For I was hungry and you gave me food,
I was thirsty and you gave me drink,
a stranger and you welcomed me,
naked and you clothed me,
ill and you cared for me,
in prison and you visited me.’
Then the righteous will answer him and say,
‘Lord, when did we see you hungry and feed you,
or thirsty and give you drink?
When did we see you a stranger and welcome you,
or naked and clothe you?
When did we see you ill or in prison, and visit you?’
And the king will say to them in reply,
‘Amen, I say to you, whatever you did
for one of the least brothers of mine, you did for me.’
Then he will say to those on his left,
‘Depart from me, you accursed,
into the eternal fire prepared for the devil and his angels.
For I was hungry and you gave me no food,
I was thirsty and you gave me no drink,
a stranger and you gave me no welcome,
naked and you gave me no clothing,
ill and in prison, and you did not care for me.’
Then they will answer and say,
‘Lord, when did we see you hungry or thirsty
or a stranger or naked or ill or in prison,
and not minister to your needs?’
He will answer them, ‘Amen, I say to you,
what you did not do for one of these least ones,
you did not do for me.’
And these will go off to eternal punishment,
but the righteous to eternal life.”
Scot said this is the Gospel for the Feast of Christ the King and the Gospel talks about service.

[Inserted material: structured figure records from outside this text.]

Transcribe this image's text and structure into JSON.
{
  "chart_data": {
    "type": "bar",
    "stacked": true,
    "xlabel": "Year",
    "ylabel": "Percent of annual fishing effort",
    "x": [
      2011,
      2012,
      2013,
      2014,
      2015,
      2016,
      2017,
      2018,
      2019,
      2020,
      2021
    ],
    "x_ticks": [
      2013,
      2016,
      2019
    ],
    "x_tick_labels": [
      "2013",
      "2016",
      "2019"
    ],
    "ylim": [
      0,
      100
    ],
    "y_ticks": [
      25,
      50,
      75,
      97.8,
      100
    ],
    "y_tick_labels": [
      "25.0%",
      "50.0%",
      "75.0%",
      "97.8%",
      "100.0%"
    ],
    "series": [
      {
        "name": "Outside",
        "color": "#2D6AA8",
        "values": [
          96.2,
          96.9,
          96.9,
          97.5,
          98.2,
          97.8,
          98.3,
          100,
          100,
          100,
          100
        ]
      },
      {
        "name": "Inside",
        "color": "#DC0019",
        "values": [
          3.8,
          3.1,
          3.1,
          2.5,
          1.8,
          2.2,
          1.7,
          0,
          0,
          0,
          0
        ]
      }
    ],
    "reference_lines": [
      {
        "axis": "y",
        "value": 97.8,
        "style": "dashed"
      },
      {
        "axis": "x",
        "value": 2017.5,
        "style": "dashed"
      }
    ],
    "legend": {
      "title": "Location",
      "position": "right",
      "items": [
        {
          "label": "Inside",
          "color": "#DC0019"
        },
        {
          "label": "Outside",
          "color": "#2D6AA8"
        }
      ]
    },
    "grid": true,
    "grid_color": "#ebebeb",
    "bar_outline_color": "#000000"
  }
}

It is the corporal works of mercy, the key ways we’re to love from Sunday to Sunday. Dorothy Day of the Catholic Worker Movement said we love God to the extent to the amount we love the person we like the least. The reason you see Christ in a person is because they’ve been made in the image and likeness of Him. Fr. Mark these good people Jesus is talking to don’t remember helping someone. They don’t remember because it became just part of who they are. At the beginning it’s a conscious act, but after a while it becomes unconscious because that’s who we are.

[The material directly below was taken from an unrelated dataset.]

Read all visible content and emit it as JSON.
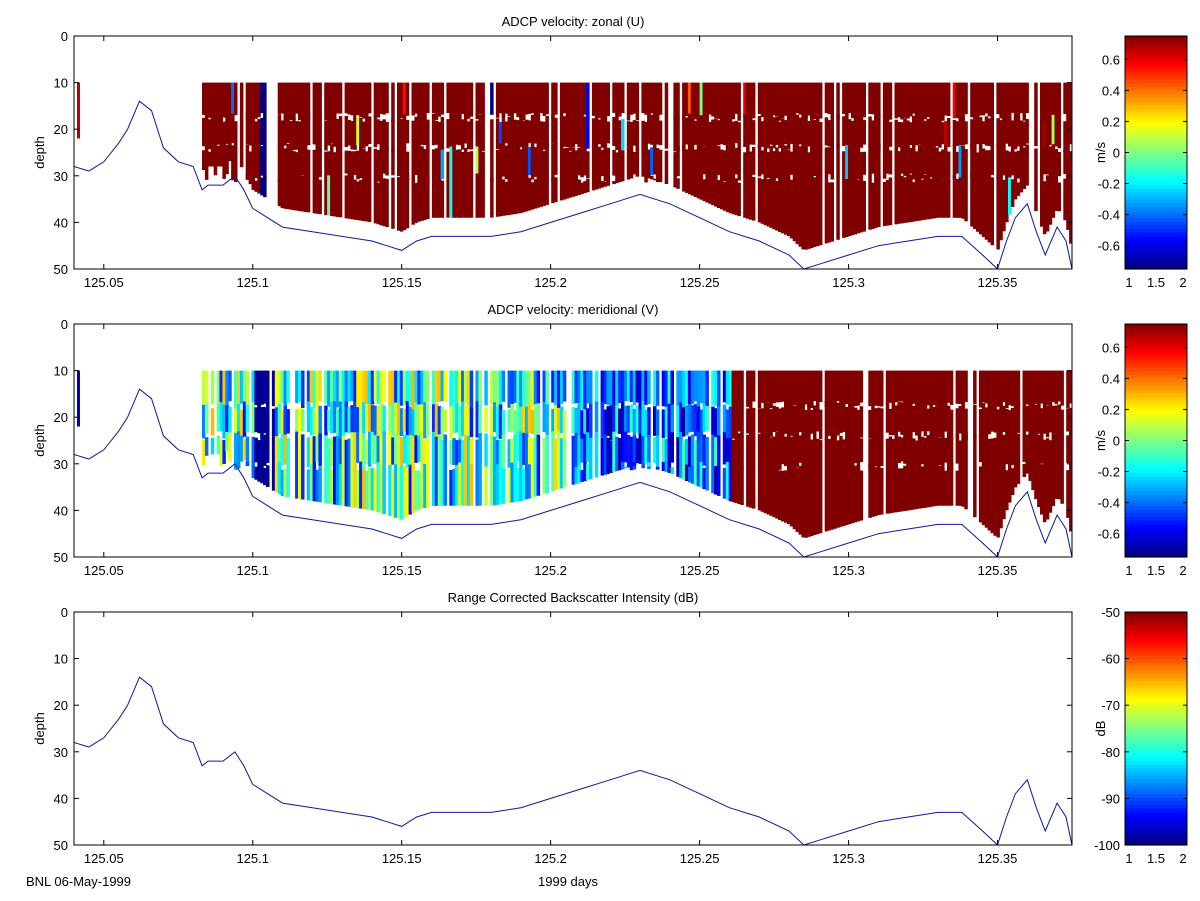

Scot said there will be those who fail the test as well. Msgr. said there can be a complacency that sets in. He said there will be those who hear the Gospel and ask how they can serve the needs of others, but for those who are physically unable, their prayer is part of serving. Fr. Mark said Cardinal Sean’s new pastoral letter challenges us to invite others to Sunday Mass and that’s another work of mercy.
Scot said Cardinal Sean says as an archdiocese we’ve done very well at the corporal works of mercy, but we haven’t done as well at the spiritual works of mercy, like Msgr. just said. It’s through the transformation of receiving the Eucharist, it’s much more natural to do all the corporal works of mercy.